Type of product
Internal government digital platforms serving multiple departments.
Stage
0→1 — Design System created from scratch to support current and future products.
Constraints
• Legal and regulatory requirements
• Fixed political deadlines
• No usage analytics or historical data
• Multiple teams working in parallel
• No existing design governance
• Interviews with internal teams to understand recurring patterns and pain points
• Documentary and regulatory research to identify non-negotiable constraints
• Accessibility and contrast analysis focused on green-based palettes requested by stakeholders
• Ongoing alignment with development teams to validate components incrementally
This project involved a clear tension between accessibility requirements and strong stakeholder preferences for a clean, light green-based color palette.
While I initially proposed multiple color palettes that fully met WCAG contrast standards, stakeholders prioritized visual cleanliness over strict accessibility compliance. The proposed palette introduced risks for users with low vision and color blindness, particularly in critical health-related flows.
Instead of forcing a binary decision, I reframed the discussion around risk and impact. I negotiated a compromise: adopting a visually clean palette aligned with stakeholder expectations, while enforcing higher contrast standards for key components, critical actions, and informational feedback.
This approach balanced political constraints with user needs, ensuring acceptable accessibility levels in high-impact areas without blocking adoption of the Design System.
While the Design System was still being built, parallel product teams continued designing independently, frequently introducing new components without alignment. This created a clear risk of fragmentation — exactly the problem the Design System was meant to solve.
Enforcing strict rules too early would slow delivery and reduce team buy-in. Ignoring the issue would compromise consistency at scale. I chose a middle path: lightweight governance through visibility and shared ownership.
I established short, recurring alignment sessions to share Design System progress, review active product work, and align on component decisions in real time. This created a feedback loop where teams felt heard while gradually adopting shared standards.
As a result, teams transitioned toward a unified visual language without blocking ongoing delivery, and the Design System became a living reference rather than a rigid constraint.
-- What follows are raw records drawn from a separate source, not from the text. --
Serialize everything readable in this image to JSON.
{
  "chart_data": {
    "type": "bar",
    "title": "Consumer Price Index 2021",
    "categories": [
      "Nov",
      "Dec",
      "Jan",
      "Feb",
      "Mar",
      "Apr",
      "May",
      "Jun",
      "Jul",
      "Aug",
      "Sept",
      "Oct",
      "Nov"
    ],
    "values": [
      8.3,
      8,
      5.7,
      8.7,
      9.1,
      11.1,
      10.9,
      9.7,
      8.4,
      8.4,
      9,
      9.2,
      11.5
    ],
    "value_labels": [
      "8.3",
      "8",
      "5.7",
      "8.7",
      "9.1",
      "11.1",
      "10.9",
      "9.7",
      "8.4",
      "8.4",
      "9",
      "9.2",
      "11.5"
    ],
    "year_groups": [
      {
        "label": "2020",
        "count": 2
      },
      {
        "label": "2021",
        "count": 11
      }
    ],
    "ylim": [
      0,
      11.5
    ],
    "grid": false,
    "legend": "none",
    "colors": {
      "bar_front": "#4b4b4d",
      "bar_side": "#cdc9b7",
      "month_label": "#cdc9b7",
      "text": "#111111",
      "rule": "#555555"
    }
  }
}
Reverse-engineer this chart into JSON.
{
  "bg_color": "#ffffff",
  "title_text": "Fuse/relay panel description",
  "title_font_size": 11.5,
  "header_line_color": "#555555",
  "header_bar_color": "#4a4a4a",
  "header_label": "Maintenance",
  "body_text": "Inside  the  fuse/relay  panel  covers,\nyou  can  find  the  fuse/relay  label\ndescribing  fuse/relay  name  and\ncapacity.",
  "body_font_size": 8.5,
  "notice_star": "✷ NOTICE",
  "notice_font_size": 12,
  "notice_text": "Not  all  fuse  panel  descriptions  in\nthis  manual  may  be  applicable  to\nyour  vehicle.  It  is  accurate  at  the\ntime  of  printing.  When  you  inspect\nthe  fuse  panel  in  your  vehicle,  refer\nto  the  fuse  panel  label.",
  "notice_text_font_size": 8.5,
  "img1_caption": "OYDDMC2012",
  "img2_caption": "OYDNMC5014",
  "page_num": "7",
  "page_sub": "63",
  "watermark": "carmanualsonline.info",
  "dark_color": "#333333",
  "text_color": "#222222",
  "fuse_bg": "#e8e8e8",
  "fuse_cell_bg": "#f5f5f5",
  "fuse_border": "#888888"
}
• Unified visual language across multiple products
• Reduced UI inconsistency and duplicated design decisions
• Faster alignment between design and development teams
• A shared foundation that enabled new products to be designed more efficiently
If I were to measure impact, I would track navigation efficiency, reduction in rework, and time-to-delivery across products using the Design System.
This project reinforced that early-stage products are shaped less by ideal solutions and more by decision-making under constraints. Technical knowledge alone is not enough — progress depends on navigating stakeholder preferences, timing conversations correctly, and managing risk without blocking momentum.
I learned how to establish structure while building something new, guiding teams through shared rules without slowing delivery. More importantly, I understood that successful design in early-stage environments is about creating alignment, not control — and making imperfect decisions that allow products to scale sustainably.